2002-04-24 -- Burke, Timothy, et. al -- Indictment -- News Release
Three Indicted in Equity-Skimming Scheme
NEWARK - Three persons who allegedly participated in an "equity-skimming" scheme involving properties throughout New Jersey were indicted today on charges of diverting tens of thousands of dollars per month in rental income to their own use, rather than towards mortgage or tax payments, U.S. Attorney Christopher J. Christie announced.
Charged in a four-count federal Indictment, alleging conspiracy to commit equity skimming and mail fraud, were:
• Timothy Burke, 51, of Bridgeport, Conn., charged with conspiracy, equity skimming and two counts of mail fraud
• Paul Ligas, 42, of Lyndhurst, charged with conspiracy, equity skimming, and two counts of mail fraud, and
• Renee Wilmot, 37, of Lyndhurst, charged with conspiracy, equity skimming and two counts of mail fraud
Count One of the Indictment alleges a conspiracy to commit equity skimming and mail fraud between 1993 and 1999. Conviction on that count carries a maximum penalty of five years in federal prison and a $250,000 fine.

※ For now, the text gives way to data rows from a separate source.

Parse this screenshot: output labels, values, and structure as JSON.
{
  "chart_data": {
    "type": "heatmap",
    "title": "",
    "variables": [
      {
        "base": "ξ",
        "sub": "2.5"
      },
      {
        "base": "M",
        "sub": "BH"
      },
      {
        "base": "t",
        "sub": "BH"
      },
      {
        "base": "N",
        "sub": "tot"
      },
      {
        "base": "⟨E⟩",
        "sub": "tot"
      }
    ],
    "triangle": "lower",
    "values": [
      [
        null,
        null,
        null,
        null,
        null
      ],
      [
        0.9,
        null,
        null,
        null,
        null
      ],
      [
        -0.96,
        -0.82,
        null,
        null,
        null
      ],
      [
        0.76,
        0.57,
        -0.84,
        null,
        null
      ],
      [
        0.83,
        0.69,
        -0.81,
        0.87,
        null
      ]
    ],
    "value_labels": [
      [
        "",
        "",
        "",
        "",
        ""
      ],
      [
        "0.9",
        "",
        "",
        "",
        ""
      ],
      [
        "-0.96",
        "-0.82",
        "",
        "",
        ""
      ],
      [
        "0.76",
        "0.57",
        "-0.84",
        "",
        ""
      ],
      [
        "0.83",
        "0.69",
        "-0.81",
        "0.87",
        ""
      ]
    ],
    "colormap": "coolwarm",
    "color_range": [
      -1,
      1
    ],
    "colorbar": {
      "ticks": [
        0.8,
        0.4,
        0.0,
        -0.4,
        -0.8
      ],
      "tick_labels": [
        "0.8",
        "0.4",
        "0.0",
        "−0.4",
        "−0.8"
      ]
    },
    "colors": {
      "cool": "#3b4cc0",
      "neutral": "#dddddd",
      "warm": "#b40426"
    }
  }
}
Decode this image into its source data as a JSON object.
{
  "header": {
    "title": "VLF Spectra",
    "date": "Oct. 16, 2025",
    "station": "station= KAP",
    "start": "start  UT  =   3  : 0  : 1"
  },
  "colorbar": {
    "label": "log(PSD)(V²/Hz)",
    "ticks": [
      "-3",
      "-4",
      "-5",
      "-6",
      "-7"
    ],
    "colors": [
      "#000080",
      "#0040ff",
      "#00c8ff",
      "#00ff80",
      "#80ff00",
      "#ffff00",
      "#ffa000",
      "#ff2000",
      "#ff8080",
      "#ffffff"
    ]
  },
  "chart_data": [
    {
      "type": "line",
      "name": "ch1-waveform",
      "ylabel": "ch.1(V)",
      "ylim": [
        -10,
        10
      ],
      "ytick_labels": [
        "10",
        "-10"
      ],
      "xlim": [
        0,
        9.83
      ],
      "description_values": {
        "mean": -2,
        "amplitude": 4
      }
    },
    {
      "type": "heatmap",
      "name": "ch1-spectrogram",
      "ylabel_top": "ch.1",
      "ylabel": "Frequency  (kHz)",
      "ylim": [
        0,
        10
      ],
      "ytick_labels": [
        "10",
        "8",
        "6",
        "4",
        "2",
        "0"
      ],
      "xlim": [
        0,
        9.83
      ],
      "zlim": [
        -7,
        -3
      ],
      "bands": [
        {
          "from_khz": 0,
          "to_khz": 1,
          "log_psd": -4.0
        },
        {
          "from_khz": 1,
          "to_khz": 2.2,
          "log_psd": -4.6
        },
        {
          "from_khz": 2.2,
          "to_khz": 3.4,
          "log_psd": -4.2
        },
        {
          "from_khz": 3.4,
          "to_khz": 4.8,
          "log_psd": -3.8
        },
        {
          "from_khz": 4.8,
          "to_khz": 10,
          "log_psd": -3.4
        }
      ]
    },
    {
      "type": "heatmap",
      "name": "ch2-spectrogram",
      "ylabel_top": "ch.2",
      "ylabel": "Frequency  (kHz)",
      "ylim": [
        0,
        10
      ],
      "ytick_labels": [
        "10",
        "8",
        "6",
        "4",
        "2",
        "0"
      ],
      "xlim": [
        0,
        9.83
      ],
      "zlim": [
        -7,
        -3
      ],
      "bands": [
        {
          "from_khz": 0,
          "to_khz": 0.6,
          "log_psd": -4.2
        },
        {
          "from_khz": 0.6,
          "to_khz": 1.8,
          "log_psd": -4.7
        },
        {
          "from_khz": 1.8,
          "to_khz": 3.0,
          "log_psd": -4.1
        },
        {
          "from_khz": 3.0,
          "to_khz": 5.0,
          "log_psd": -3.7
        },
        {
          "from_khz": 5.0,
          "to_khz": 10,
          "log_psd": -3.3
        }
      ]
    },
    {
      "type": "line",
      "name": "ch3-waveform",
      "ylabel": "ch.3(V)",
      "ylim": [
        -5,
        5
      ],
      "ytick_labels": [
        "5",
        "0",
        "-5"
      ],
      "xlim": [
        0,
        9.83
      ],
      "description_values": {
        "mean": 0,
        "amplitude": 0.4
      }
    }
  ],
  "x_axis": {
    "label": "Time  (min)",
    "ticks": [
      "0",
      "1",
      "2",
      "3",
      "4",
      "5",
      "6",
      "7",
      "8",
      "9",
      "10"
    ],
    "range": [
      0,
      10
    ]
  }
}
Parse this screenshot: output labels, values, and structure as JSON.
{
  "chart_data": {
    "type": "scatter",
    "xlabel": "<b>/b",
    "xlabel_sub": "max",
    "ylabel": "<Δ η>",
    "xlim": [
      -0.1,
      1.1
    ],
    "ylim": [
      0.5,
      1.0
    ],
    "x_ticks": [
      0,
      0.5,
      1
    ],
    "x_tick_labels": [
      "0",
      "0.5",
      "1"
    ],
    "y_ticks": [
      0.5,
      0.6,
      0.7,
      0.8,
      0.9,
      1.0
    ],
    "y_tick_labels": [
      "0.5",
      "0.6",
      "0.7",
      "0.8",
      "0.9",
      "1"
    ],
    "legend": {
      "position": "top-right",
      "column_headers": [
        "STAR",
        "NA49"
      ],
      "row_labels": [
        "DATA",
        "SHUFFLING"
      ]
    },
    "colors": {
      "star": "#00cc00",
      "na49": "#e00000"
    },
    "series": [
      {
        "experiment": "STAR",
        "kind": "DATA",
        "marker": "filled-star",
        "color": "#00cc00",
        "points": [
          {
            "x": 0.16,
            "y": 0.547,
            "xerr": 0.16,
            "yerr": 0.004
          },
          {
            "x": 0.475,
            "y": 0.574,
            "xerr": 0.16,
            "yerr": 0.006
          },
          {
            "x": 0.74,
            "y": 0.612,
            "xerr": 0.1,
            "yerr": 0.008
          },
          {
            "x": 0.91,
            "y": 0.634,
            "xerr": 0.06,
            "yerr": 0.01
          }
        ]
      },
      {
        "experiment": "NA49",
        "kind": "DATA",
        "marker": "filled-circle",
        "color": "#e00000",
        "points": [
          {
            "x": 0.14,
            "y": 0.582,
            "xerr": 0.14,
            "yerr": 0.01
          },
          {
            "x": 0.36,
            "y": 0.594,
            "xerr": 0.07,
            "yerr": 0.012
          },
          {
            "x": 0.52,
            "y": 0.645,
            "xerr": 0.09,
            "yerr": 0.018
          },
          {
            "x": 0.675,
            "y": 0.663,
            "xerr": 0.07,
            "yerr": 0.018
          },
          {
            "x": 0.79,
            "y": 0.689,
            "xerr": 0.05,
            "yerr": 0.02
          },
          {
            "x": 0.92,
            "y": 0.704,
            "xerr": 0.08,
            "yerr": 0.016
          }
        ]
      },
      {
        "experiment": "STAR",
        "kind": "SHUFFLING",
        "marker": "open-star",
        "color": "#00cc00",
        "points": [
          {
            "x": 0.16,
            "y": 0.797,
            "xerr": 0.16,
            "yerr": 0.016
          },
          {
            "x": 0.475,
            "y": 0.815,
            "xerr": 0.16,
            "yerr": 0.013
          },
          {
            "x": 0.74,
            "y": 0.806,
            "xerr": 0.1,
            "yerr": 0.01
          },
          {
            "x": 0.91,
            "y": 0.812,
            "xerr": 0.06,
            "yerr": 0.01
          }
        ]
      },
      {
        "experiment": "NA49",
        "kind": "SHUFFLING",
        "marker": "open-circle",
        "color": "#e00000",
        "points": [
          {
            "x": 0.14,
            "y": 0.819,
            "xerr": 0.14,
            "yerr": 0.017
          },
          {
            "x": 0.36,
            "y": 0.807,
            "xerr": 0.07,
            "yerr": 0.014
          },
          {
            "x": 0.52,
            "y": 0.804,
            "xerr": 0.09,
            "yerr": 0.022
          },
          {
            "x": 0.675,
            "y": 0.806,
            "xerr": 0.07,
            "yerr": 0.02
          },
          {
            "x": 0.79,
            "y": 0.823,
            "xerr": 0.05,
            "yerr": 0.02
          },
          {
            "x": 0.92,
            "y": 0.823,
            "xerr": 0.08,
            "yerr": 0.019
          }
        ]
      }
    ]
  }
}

Count Two alleges equity skimming, and counts three and four allege mail fraud, all during the period between 1993 and 1999. Conviction on each of those counts carries a maximum of five years in prison and a $250,000 fine.
Under U.S. Sentencing Guidelines, the U.S. District Judge to whom this case is assigned would, upon conviction, determine the actual sentence based upon a formula that takes into account the severity and characteristics of the offense, and each defendant's criminal history, if any.
Parole has been abolished in the federal system. Under the Sentencing Guidelines, defendants that are given custodial terms must serve nearly all that time.
The Indictment alleges that between 1993 and 1999, Burke and Ligas engaged in equity skimming, and that Wilmot joined them in 1996. Burke and Ligas owned and operated businesses named Lincoln Management, Franklin Properties and Tower Management (collectively "Lincoln Management") in carrying out their scheme. Wilmot was their office manager. All three businesses were located in Lyndhurst, initially at 63 Ridge Road and later at 219 Stuyvesant Ave.
Equity skimming is a name generally applied to a type of fraud that consists of the practice of purchasing residential properties whose owners are in default on their mortgages or their real estate taxes, and then diverting rental income from these properties for personal gain rather than applying this rental income toward mortgage payments, the payment of taxes and other property-related expenses.
The defendants told various homeowners in default that by selling their residences to Lincoln Management, that would wipe the slate clean and that Lincoln Management would take over all of the homeowners' property-related debts and obligations.
The Indictment identifies eight specific properties acquired by Lincoln Management. They were located in Garfield, Hillside, West Orange, Newark, Plainfield, Ridgewood and Paterson. In each case, the original homeowner had defaulted on his/her mortgage loan or on his/her property tax payments.
After buying the properties from the homeowners, Lincoln Management diverted the rental income from these properties for the use of the defendants, but did not make the mortgage or tax payments owing on them.
In some cases, Lincoln Management collected rent from the very same homeowners from whom it had bought the property. The properties were eventually foreclosed upon by the banks that had made the original mortgage loans.
The Indictment alleges that over 168 properties were involved in Lincoln Management's scheme. In the month of June 1998, for example, the total rental value of the properties then controlled by Lincoln Management was $82,000.
Various banks and federal agencies, such as HUD and Veterans Affairs, that had insured some of these mortgage loans sustained losses on the properties taken over by Lincoln Management. For example, HUD lost over $1.4 million on the Lincoln Management properties.
An Indictment is a formal charge made by a grand jury, a body of 16 to 23 citizens. Grand jury proceedings are secret, and neither persons under investigation nor their attorneys have the right to be present. A grand jury may vote an Indictment if 12 or more jurors find probable cause to believe that the defendant has committed the crime or crimes charged.
Despite having been indicted, every defendant is presumed innocent, unless and until found guilty beyond a reasonable doubt following a trial at which the defendant has all of the trial rights guaranteed by the U.S. Constitution and federal law.
Christie credited Postal Inspectors, under the direction of Kevin J. Burke, Postal Inspector in Charge of the Postal Inspection Service in Newark, and Special Agents in the Office of the Inspector General of Veterans Affairs, under the direction of Special Agent in Charge Bruce T. Sackman, Department of Veterans Affairs, Northeast Field Office, with developing the case against the defendants.
The Government is represented by Assistant U.S. Attorney Bohdan Vitvitsky of the U.S. Attorney's Frauds and Public Protection Division in Newark.